Des matériaux scéniques pour une (re)-présentation érotico-esthétique de la douleur dans Perro muerto en tintorería : Los fuertes et Hilo debajo del agua
A. Une juxtaposition improbable et baroque…
7Le plus frappant dans les deux mises en scène choisies est d’un côté la juxtaposition de genres et de matières et de l’autre, l’emploi qu’il est fait de celles-ci. Sur un même espace scénique, A. Liddell fait interagir peintures (souvent baroques), sculptures (les marionnettes d’Enrique Marty, fidèle collaborateur et ami d’A. Liddell) et M. Folguera projette des vidéos pornographiques filmées en temps réel par des internautes (son installation So help us Hannah) où le corps est objectisé, vidéos qu’elle oppose à la sensualité de l’œuvre d’Hannah Wilke. La musique et la présence de matières organiques et périssables ont une réelle fonction actantielle (lianes, terre, lait, laine, métonymie de la féminité, de l’animalité, de la finitude) et font de l’espace des microcosmes, de pures présentations revendiquant leur propre réalité. On assiste à une véritable performativité de l’acte théâtral : des actions délibérément longues se juxtaposent à d’autres beaucoup plus courtes, déjouant ainsi la chronologie dramatique et faisant du temps dramaturgique l’unique référent valable. Angélica Liddell se plâtre les pieds, s’automutile avec soin comme un rituel consciencieux puis détruit une chaise à coup de hache pendant cinq minutes tandis que María Folguera construit avec précaution une toile d’araignée géante avec un chewing-gum de plus de cinq mètres qu’elle mâche soigneusement par petits bouts tel, selon elle, « un clitoris géant » qu’elle collera sur la projection murale précédemment citée. Nous avons donc, d’une part, des actes performatifs qui participent à la construction d’un imaginaire souffrant tout à fait personnel, presque intime, puisé dans une esthétique néobaroque, associés d’autre part à une dilatation du temps qui souligne l’importance de l’effort physique et l’importance de l’exécution du geste plus que le geste lui-même. Le public accompagne ces actes ritualisés par leur lenteur, et est le témoin d’un spectacle construisant une esthétique du désespoir, douloureusement beau.
8Revenons à la scénographie de Perro muerto de Liddell donc : côté jardin, une reproduction de La balançoire de Fragonard grandeur nature.

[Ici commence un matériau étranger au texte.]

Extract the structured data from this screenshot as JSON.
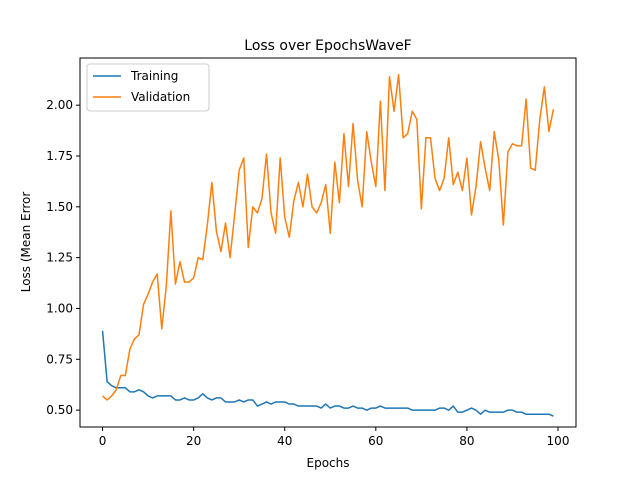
{
  "chart_data": {
    "type": "line",
    "title": "Loss over EpochsWaveF",
    "xlabel": "Epochs",
    "ylabel": "Loss (Mean Error",
    "xlim": [
      -4.95,
      103.95
    ],
    "ylim": [
      0.417,
      2.232
    ],
    "x_ticks": [
      0,
      20,
      40,
      60,
      80,
      100
    ],
    "x_tick_labels": [
      "0",
      "20",
      "40",
      "60",
      "80",
      "100"
    ],
    "y_ticks": [
      0.5,
      0.75,
      1.0,
      1.25,
      1.5,
      1.75,
      2.0
    ],
    "y_tick_labels": [
      "0.50",
      "0.75",
      "1.00",
      "1.25",
      "1.50",
      "1.75",
      "2.00"
    ],
    "grid": false,
    "legend_position": "top-left",
    "x": [
      0,
      1,
      2,
      3,
      4,
      5,
      6,
      7,
      8,
      9,
      10,
      11,
      12,
      13,
      14,
      15,
      16,
      17,
      18,
      19,
      20,
      21,
      22,
      23,
      24,
      25,
      26,
      27,
      28,
      29,
      30,
      31,
      32,
      33,
      34,
      35,
      36,
      37,
      38,
      39,
      40,
      41,
      42,
      43,
      44,
      45,
      46,
      47,
      48,
      49,
      50,
      51,
      52,
      53,
      54,
      55,
      56,
      57,
      58,
      59,
      60,
      61,
      62,
      63,
      64,
      65,
      66,
      67,
      68,
      69,
      70,
      71,
      72,
      73,
      74,
      75,
      76,
      77,
      78,
      79,
      80,
      81,
      82,
      83,
      84,
      85,
      86,
      87,
      88,
      89,
      90,
      91,
      92,
      93,
      94,
      95,
      96,
      97,
      98,
      99
    ],
    "series": [
      {
        "name": "Training",
        "color": "#1f77b4",
        "values": [
          0.89,
          0.64,
          0.62,
          0.61,
          0.61,
          0.61,
          0.59,
          0.59,
          0.6,
          0.59,
          0.57,
          0.56,
          0.57,
          0.57,
          0.57,
          0.57,
          0.55,
          0.55,
          0.56,
          0.55,
          0.55,
          0.56,
          0.58,
          0.56,
          0.55,
          0.56,
          0.56,
          0.54,
          0.54,
          0.54,
          0.55,
          0.54,
          0.55,
          0.55,
          0.52,
          0.53,
          0.54,
          0.53,
          0.54,
          0.54,
          0.54,
          0.53,
          0.53,
          0.52,
          0.52,
          0.52,
          0.52,
          0.52,
          0.51,
          0.53,
          0.51,
          0.52,
          0.52,
          0.51,
          0.51,
          0.52,
          0.51,
          0.51,
          0.5,
          0.51,
          0.51,
          0.52,
          0.51,
          0.51,
          0.51,
          0.51,
          0.51,
          0.51,
          0.5,
          0.5,
          0.5,
          0.5,
          0.5,
          0.5,
          0.51,
          0.51,
          0.5,
          0.52,
          0.49,
          0.49,
          0.5,
          0.51,
          0.5,
          0.48,
          0.5,
          0.49,
          0.49,
          0.49,
          0.49,
          0.5,
          0.5,
          0.49,
          0.49,
          0.48,
          0.48,
          0.48,
          0.48,
          0.48,
          0.48,
          0.47
        ]
      },
      {
        "name": "Validation",
        "color": "#ff7f0e",
        "values": [
          0.57,
          0.55,
          0.57,
          0.6,
          0.67,
          0.67,
          0.8,
          0.85,
          0.87,
          1.02,
          1.07,
          1.13,
          1.17,
          0.9,
          1.11,
          1.48,
          1.12,
          1.23,
          1.13,
          1.13,
          1.15,
          1.25,
          1.24,
          1.41,
          1.62,
          1.38,
          1.28,
          1.42,
          1.25,
          1.46,
          1.68,
          1.74,
          1.3,
          1.5,
          1.47,
          1.54,
          1.76,
          1.47,
          1.37,
          1.74,
          1.45,
          1.35,
          1.53,
          1.62,
          1.5,
          1.66,
          1.5,
          1.47,
          1.52,
          1.61,
          1.37,
          1.72,
          1.52,
          1.86,
          1.6,
          1.91,
          1.63,
          1.5,
          1.87,
          1.72,
          1.6,
          2.02,
          1.58,
          2.14,
          1.97,
          2.15,
          1.84,
          1.86,
          1.97,
          1.93,
          1.49,
          1.84,
          1.84,
          1.64,
          1.58,
          1.64,
          1.84,
          1.61,
          1.67,
          1.58,
          1.74,
          1.46,
          1.6,
          1.82,
          1.69,
          1.58,
          1.87,
          1.73,
          1.41,
          1.77,
          1.81,
          1.8,
          1.8,
          2.03,
          1.69,
          1.68,
          1.93,
          2.09,
          1.87,
          1.98
        ]
      }
    ]
  }
}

Face à elle une vraie balançoire, sorte de reflet grotesque dudit tableau, où une jeune fille musulmane et voilée se balance. Le balancement s’intensifie à mesure que le texte est vociféré par A. Liddell : elle offre une réflexion sur l’aliénation de l’homme en société, victime de l’État depuis le Contrat social de Rousseau. Ce balancement métaphorise le tiraillement de l’homme en société, poussé d’un côté par ses instincts sexuels et frustré de l’autre par un État ultra protecteur niant la vraie nature de l’homme. Cette nature instinctive et animale, A. Liddell l’a faite remonter aux origines de la création, plaçant au centre de la scène un jardin d’Eden décadent aux couleurs criardes au milieu duquel règne un canapé amoncelant les corps exténués des acteurs, mélangés à des marionnettes molles qui ne sont autres que leur alter ego nus et blessés. Nous regardons d’un côté le corps de l’acteur luttant pour la liberté, et de l’autre, la marionnette création faite de toute la souffrance et de la culpabilité causées par la société. À mesure que la pièce avance, les marionnettes seront déposées par les acteurs au pied du tableau, telles des offrandes que la courtisane de Fragonard, symbole de la bourgeoisie aisée, regardera avec frivolité. La musique choisie sera entre autre, celle de Kurt Cobain. Il en résulte un ensemble désespérément beau, douloureux… et presque érotique.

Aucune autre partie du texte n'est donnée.